As Japan will be taking part of the Group of 20 (G20) summit in Russia, Finance Minister Taro Aso said on Tuesday that Prime Minister Shinzo Abe will be telling the participating nations that his administration will be proceeding with the planned two-stage sales tax hike, a strategy that intends to tighten the country’s fiscal belt. Aso, who will be accompanying Prime Minister Abe to the G20 summit, also added that Japan will be considering compiling extra budget for fiscal spending to ease the pain on the economy.
Aso also said that Japan is unlikely to face criticism from other countries this time about the yen’s weakness that boosts the competitive advantage of its exports. Prime Minister Abe’s aggressive fiscal policies have given Japan’s export-based economy a boost at the start of the year, but industry experts are now looking for sustainable growth for Japan’s chronically sluggish economy. “Japan has launched fiscal and monetary stimulus to pull out of deflation. The yen’s weakness was only a side-effect of that ultimate goal of beating deflation,” Aso said in a news conference after a regular cabinet meeting. Japan is eager to remain in good standing with the G20, and previously, Japan has pledged that it will make efforts to rein in its ballooning public debt which, at this point, is double the size of its US$5 trillion economy – the biggest debt among industrialized nations. The sales tax hike is one of Japan’s strategies to rein in the debt.

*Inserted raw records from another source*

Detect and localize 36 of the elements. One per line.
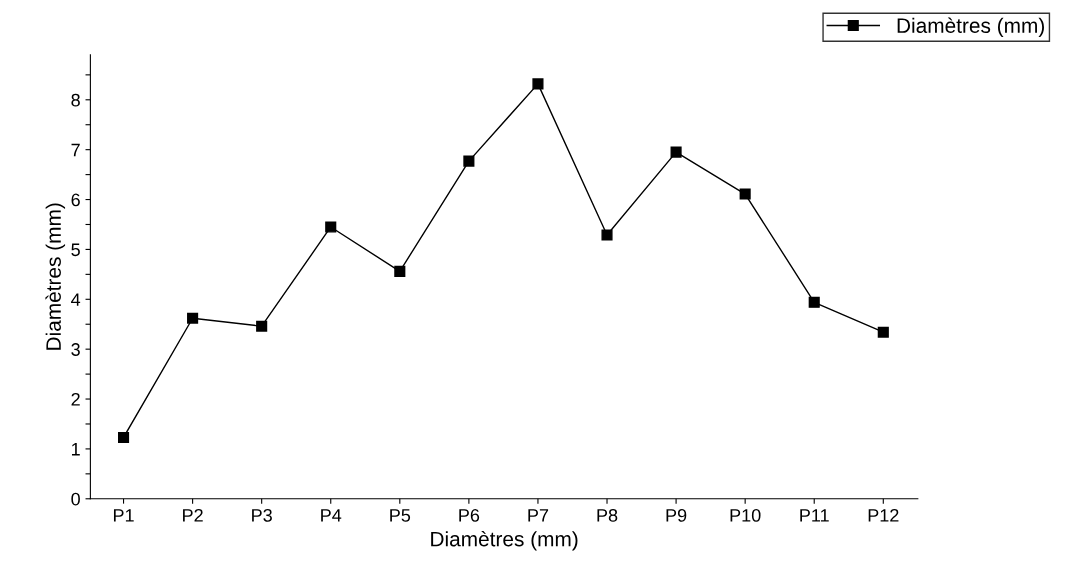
x-tick-label: P2 xyxy=(183,508,203,522)
y-tick-label: 6 xyxy=(71,193,80,207)
y-tick-label: 0 xyxy=(71,492,80,506)
point xyxy=(601,229,613,241)
point xyxy=(117,431,130,443)
x-tick-label: P11 xyxy=(800,509,829,522)
x-tick-label: P1 xyxy=(113,509,134,522)
x-tick-label: P4 xyxy=(321,509,342,522)
point xyxy=(877,326,889,338)
y-tick-label: 7 xyxy=(71,143,80,157)
point xyxy=(394,265,406,277)
x-tick-label: P8 xyxy=(597,508,618,522)
y-tick-label: 1 xyxy=(72,443,80,456)
legend-label: Diamètres (mm) xyxy=(897,17,1044,38)
x-tick-label: P6 xyxy=(459,508,480,522)
point xyxy=(532,78,544,90)
x-tick-label: P9 xyxy=(666,508,687,522)
point xyxy=(670,146,682,158)
y-tick-label: 3 xyxy=(71,343,80,356)
point xyxy=(463,155,475,167)
y-tick-label: 2 xyxy=(71,392,80,406)
x-axis-title: Diamètres (mm) xyxy=(431,530,578,551)
x-tick-label: P10 xyxy=(730,508,761,522)
y-tick-label: 4 xyxy=(71,293,81,306)
x-tick-label: P3 xyxy=(252,508,272,522)
y-tick-label: 8 xyxy=(71,93,80,107)
point xyxy=(325,221,337,233)
point xyxy=(187,312,199,324)
y-axis-title: Diamètres (mm) xyxy=(45,203,66,350)
point xyxy=(739,188,751,200)
point xyxy=(808,296,820,308)
x-tick-label: P7 xyxy=(528,509,549,522)
y-tick-label: 5 xyxy=(71,243,80,257)
x-tick-label: P5 xyxy=(390,509,411,522)
point xyxy=(256,320,268,332)
x-tick-label: P12 xyxy=(868,508,899,522)
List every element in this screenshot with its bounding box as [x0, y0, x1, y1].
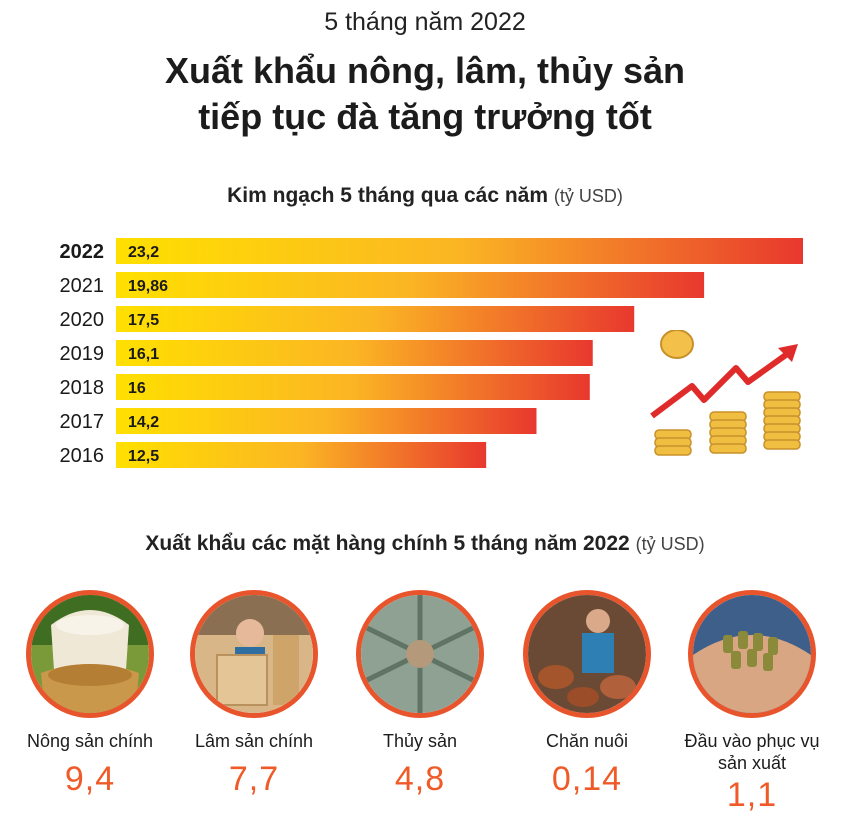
product-name: Nông sản chính	[26, 731, 154, 751]
growth-arrow-icon	[650, 344, 798, 419]
products-row: Nông sản chính 9,4 Lâm sản chính 7,7	[0, 590, 850, 814]
bar	[116, 442, 487, 468]
kicker-title: 5 tháng năm 2022	[324, 8, 526, 36]
product-livestock: Chăn nuôi 0,14	[503, 590, 671, 799]
product-value: 9,4	[64, 760, 116, 798]
year-label: 2022	[60, 241, 105, 263]
products-title-text: Xuất khẩu các mặt hàng chính 5 tháng năm…	[145, 532, 630, 555]
bar	[116, 238, 803, 264]
headline: Xuất khẩu nông, lâm, thủy sản tiếp tục đ…	[0, 48, 850, 140]
coins-growth-icon	[650, 330, 801, 456]
bar-value-label: 16,1	[128, 346, 159, 363]
chart-unit: (tỷ USD)	[553, 186, 623, 206]
bar-value-label: 17,5	[128, 312, 159, 329]
bar	[116, 306, 635, 332]
year-label: 2016	[60, 445, 105, 467]
wood-icon	[190, 590, 318, 718]
chart-title-text: Kim ngạch 5 tháng qua các năm	[227, 184, 549, 207]
chart-title: Kim ngạch 5 tháng qua các năm (tỷ USD)	[0, 184, 850, 208]
export-bar-chart: 2022 23,2 2021 19,86 2020 17,5 2019 16,1 2018 16 2…	[60, 238, 803, 468]
product-name: Thủy sản	[382, 731, 458, 751]
year-label: 2020	[60, 309, 105, 331]
year-label: 2017	[60, 411, 105, 433]
bar	[116, 340, 593, 366]
year-label: 2021	[60, 275, 105, 297]
bar-value-label: 12,5	[128, 448, 159, 465]
product-name: Đầu vào phục vụ sản xuất	[684, 731, 820, 773]
coin-stack-icon	[654, 330, 801, 456]
bar-value-label: 16	[128, 380, 146, 397]
bar	[116, 408, 537, 434]
year-label: 2019	[60, 343, 105, 365]
product-agriculture: Nông sản chính 9,4	[6, 590, 174, 799]
product-value: 0,14	[551, 760, 623, 798]
products-unit: (tỷ USD)	[635, 534, 705, 554]
year-label: 2018	[60, 377, 105, 399]
bar-value-label: 19,86	[128, 278, 168, 295]
fish-icon	[356, 590, 484, 718]
rice-icon	[26, 590, 154, 718]
headline-line-1: Xuất khẩu nông, lâm, thủy sản	[164, 50, 686, 91]
headline-line-2: tiếp tục đà tăng trưởng tốt	[198, 96, 652, 137]
bar-value-label: 14,2	[128, 414, 159, 431]
product-fishery: Thủy sản 4,8	[336, 590, 504, 799]
product-name: Chăn nuôi	[545, 731, 629, 751]
products-title: Xuất khẩu các mặt hàng chính 5 tháng năm…	[0, 532, 850, 556]
product-inputs: Đầu vào phục vụ sản xuất 1,1	[668, 590, 836, 815]
product-forestry: Lâm sản chính 7,7	[170, 590, 338, 799]
bar	[116, 374, 590, 400]
bar-value-label: 23,2	[128, 244, 159, 261]
product-value: 4,8	[394, 760, 446, 798]
product-name: Lâm sản chính	[194, 731, 314, 751]
feed-pellet-icon	[688, 590, 816, 718]
bar	[116, 272, 705, 298]
product-value: 7,7	[228, 760, 280, 798]
livestock-icon	[523, 590, 651, 718]
product-value: 1,1	[726, 776, 778, 814]
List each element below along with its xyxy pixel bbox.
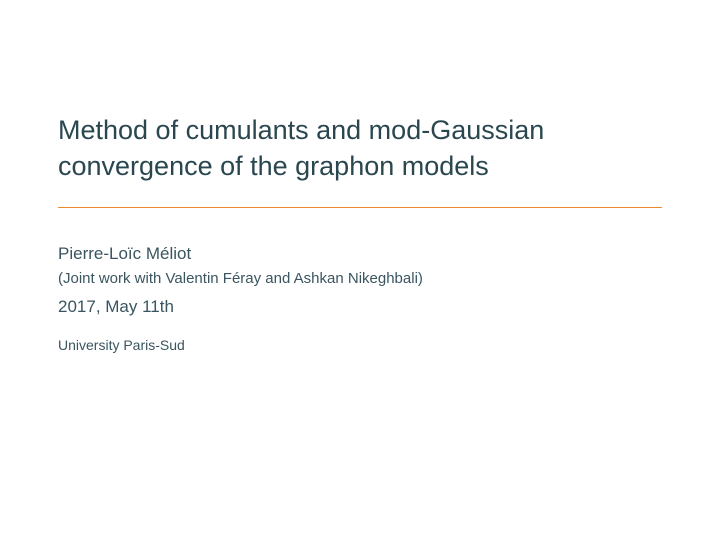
title-rule bbox=[58, 207, 662, 208]
author-name: Pierre-Loïc Méliot bbox=[58, 244, 662, 264]
title-slide: Method of cumulants and mod-Gaussian con… bbox=[0, 0, 720, 541]
affiliation: University Paris-Sud bbox=[58, 337, 662, 353]
title-line-2: convergence of the graphon models bbox=[58, 151, 489, 181]
talk-title: Method of cumulants and mod-Gaussian con… bbox=[58, 112, 662, 185]
collaborators: (Joint work with Valentin Féray and Ashk… bbox=[58, 270, 662, 287]
talk-date: 2017, May 11th bbox=[58, 297, 662, 317]
title-line-1: Method of cumulants and mod-Gaussian bbox=[58, 115, 544, 145]
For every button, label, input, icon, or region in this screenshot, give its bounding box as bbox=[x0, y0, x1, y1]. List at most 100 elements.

Abe is still scheduled to make his final decision on the tax hike by early October, but it is already seen by most in the government as crucial in fixing Japan’s burgeoning debt. There are critics of the tax hike plan as well, and they have called for delaying or watering down the tax hike, fearing that it will decimate what small momentum the initial growth from “Abenomics” has brought to the economy. “Japan’s basic stance is to raise the tax,” said Aso who, as finance minister, has consistently called for the need to raise the sales tax given Japan’s dire fiscal state. Unless Prime Minister Abe vetoes the increase, Japan’s sales tax will be raised to 8 percent in April from the current 5 percent. Stage two will be to increase the 8 percent to 10 percent in October 2015.